I struggle to understand the concept of quadratic convergence. It is said that it implies linear convergence but let's say we have:
$$|x_{n+1}-x_*|<C|x_{n}-x_*|^2$$
and $$C=1$$
If $ |x_{n}-x_*|$ = 2 , then $|x_{n+1}-x_*|\leq 4$ and we get reclusively $$\forall k\in N ,|x_{n+1+k}-x_*|<4^{2*k}$$
Which does not seem to imply something good for our error.
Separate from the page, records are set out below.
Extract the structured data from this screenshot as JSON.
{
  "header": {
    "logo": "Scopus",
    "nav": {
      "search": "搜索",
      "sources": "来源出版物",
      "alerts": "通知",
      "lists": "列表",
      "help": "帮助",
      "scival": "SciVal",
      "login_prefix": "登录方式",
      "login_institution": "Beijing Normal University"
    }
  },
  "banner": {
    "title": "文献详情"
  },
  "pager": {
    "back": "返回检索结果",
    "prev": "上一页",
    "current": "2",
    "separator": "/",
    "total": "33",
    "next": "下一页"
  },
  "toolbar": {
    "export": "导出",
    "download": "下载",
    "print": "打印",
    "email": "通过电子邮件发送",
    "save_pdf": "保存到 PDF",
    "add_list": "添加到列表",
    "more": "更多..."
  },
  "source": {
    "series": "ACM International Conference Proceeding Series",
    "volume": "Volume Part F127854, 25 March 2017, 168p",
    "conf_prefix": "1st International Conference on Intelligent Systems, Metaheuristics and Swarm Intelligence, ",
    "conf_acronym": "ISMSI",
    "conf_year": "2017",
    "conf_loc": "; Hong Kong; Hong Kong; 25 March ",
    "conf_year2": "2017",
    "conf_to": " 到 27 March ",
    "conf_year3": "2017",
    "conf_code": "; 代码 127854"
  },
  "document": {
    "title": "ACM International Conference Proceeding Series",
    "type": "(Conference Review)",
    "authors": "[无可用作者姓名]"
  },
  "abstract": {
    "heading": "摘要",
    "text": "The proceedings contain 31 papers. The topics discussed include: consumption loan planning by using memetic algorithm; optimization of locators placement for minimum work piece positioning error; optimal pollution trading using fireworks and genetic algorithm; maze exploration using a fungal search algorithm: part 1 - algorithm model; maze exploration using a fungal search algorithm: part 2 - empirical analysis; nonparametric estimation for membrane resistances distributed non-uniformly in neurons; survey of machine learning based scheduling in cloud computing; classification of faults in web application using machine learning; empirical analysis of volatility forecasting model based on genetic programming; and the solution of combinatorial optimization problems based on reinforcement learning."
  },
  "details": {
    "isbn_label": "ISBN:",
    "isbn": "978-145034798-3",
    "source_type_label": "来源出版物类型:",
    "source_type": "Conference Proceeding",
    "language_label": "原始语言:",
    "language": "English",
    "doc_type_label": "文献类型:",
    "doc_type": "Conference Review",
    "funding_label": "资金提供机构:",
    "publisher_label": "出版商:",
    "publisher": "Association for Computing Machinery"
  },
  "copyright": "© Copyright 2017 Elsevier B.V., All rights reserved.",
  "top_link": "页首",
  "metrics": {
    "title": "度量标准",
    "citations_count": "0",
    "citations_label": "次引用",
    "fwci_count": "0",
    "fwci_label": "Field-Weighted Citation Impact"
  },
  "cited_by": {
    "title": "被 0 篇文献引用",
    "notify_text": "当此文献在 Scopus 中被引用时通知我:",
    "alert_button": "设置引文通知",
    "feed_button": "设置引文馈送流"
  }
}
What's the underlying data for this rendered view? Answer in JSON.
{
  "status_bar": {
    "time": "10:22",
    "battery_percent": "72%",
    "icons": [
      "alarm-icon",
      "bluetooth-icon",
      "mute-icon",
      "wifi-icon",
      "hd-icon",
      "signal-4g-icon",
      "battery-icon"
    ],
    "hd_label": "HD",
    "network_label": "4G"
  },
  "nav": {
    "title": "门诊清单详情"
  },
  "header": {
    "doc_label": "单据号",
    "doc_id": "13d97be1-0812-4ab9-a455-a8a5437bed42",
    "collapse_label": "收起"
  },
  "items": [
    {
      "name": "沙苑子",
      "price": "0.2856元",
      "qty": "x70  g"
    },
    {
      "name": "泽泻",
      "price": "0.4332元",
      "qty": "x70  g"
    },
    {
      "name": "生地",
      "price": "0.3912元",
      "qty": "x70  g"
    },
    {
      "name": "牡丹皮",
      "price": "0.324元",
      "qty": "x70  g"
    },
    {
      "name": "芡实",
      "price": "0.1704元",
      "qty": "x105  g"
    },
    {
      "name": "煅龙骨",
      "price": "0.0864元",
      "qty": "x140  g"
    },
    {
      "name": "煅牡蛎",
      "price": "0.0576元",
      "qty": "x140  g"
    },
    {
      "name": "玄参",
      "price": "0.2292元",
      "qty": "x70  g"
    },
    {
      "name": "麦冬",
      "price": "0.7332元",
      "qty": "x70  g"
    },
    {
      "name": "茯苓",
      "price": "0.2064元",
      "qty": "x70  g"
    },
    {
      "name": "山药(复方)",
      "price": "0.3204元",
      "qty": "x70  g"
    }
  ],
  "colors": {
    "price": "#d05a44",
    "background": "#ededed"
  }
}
We do have the assumption that $x_n \to x_*$ then at some point $|x_{n+1+k}-x_*|<1$ but still it does not seem good considering the boundness we got before this happening. How could you assume it does not take centuries to get to $|x_{n+1+k}-x_*|<1 $
I am probably missing something here
There is no misunderstanding. When we are discussing the order of convergence, the baseline assumption is that the sequence converges... So, as you say, $|x_n-x^*| < 1$, for large enough $n$.
In the situation you describe, you could control $|x_n-x^*|$ using other estimates, until the quadratic inequality becomes effective. For instance $$ |x_n-x^*|\leq \frac{L}{1-L}|x_n-x_{n-1}|, $$
where $L$ is the Lipschitz constant for the iterating function.